Thomas Traumann analisa o impacto das declarações de Rodrigo Janot sobre planejar o assassinato de Gilmar Mendes e a chegada de Augusto Aras na PGR

Por Da Redação - Atualizado em 30 set 2019, 20h27 - Publicado em 30 set 2019, 20h21

A declaração do ex-procurador-geral da República, Rodrigo Janot, que disse a VEJA que planejou entrar armado no Supremo Tribunal Federal (STF) para assassinar o ministro Gilmar Mendes e em seguida cometer suicídio é uma mácula para a instituição do Ministério Público. Mas não é a primeira.

As revelações sobre as conversas entre os procuradores de Curitiba, feitas pelo site The Intercept Brasil, comprovam que eles manipularam os processos da Operação Lava Jato. Tanto Janot quanto Deltan Dallagnol participaram de um momento histórico do Brasil: ajudaram a revelar um esquema bilionário de corrupção – mas isto não os desculpa de seus erros.

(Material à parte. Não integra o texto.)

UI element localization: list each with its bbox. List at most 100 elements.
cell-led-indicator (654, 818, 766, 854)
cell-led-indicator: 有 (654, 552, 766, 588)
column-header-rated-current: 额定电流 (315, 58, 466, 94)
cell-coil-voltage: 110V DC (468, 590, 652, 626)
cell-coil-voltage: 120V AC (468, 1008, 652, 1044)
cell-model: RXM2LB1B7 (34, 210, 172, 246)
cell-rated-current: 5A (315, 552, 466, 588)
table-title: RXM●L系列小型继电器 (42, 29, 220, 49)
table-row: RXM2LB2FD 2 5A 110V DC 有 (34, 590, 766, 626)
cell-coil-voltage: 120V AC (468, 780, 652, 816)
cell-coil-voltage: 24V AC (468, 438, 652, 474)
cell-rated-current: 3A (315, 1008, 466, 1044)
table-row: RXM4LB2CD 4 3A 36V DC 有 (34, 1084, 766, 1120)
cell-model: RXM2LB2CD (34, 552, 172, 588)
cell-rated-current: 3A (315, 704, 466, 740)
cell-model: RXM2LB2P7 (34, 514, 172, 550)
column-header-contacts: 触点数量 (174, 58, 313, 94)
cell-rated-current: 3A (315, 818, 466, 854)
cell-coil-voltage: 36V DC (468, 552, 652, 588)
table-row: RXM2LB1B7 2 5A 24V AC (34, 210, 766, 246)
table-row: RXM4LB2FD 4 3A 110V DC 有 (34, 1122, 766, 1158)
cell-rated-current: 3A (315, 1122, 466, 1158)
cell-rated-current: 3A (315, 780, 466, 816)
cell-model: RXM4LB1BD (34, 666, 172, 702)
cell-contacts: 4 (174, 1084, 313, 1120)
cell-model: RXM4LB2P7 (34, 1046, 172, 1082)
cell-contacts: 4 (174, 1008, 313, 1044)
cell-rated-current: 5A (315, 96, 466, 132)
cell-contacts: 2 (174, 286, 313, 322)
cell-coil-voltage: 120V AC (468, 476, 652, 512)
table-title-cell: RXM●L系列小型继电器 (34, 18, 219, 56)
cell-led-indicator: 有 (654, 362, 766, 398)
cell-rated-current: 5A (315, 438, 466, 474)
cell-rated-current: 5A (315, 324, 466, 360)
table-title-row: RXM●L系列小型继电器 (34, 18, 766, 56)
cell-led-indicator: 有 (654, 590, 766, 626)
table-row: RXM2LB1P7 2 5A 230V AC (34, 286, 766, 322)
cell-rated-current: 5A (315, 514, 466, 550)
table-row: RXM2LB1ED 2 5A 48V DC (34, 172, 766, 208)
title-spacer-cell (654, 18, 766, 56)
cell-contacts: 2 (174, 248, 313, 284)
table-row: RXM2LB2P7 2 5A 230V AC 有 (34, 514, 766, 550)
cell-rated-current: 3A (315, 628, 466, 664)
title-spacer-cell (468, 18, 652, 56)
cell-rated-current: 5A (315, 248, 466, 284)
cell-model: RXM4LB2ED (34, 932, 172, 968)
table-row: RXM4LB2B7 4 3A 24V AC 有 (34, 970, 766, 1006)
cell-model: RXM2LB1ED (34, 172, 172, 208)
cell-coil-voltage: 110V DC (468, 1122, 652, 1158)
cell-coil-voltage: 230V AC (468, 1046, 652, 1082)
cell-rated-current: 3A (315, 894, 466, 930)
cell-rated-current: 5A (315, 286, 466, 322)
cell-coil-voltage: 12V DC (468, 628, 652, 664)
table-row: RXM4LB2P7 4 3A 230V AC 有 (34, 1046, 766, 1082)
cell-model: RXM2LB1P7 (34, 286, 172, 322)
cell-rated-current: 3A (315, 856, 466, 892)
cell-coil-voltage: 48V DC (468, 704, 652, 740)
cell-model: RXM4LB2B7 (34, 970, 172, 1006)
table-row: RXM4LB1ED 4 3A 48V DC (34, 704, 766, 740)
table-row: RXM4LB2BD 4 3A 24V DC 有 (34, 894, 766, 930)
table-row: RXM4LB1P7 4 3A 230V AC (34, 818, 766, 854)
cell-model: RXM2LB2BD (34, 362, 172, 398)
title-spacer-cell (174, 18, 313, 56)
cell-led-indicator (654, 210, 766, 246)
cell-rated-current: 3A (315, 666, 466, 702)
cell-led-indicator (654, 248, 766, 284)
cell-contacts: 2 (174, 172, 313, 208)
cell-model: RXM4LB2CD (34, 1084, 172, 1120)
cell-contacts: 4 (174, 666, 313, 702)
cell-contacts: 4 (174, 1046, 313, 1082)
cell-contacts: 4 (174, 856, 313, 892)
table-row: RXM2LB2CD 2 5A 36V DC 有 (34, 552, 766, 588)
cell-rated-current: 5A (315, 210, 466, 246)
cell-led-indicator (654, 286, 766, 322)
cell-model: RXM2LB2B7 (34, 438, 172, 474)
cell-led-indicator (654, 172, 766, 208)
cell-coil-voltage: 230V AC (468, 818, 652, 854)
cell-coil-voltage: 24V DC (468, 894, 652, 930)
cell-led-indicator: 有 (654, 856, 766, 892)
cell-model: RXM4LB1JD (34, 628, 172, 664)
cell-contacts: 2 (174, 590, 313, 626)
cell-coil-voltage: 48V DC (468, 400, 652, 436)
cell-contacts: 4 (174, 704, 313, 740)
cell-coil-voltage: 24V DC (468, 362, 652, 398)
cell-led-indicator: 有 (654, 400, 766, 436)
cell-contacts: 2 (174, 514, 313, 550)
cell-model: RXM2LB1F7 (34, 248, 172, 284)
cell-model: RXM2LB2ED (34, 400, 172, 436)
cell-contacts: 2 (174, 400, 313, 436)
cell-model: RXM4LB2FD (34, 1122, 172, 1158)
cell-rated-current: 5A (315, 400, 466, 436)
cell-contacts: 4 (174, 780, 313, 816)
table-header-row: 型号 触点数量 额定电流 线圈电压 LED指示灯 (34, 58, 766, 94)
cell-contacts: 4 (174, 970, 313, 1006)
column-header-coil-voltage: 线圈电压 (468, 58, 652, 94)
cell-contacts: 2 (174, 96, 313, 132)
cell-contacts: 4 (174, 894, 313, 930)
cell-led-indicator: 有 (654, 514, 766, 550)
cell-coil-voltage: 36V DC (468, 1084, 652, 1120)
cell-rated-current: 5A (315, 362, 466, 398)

A queda abrupta de dois símbolos do MPF ocorre no momento em que assume a Procuradoria-Geral da República Augusto Aras, o primeiro em quase vinte anos indicado em uma escolha pessoal do presidente. Ou seja, o novo procurador-geral começa devendo um favor a quem o nomeou, Jair Bolsonaro. A força do Ministério Público não pode ser perdida pelo erro de alguns.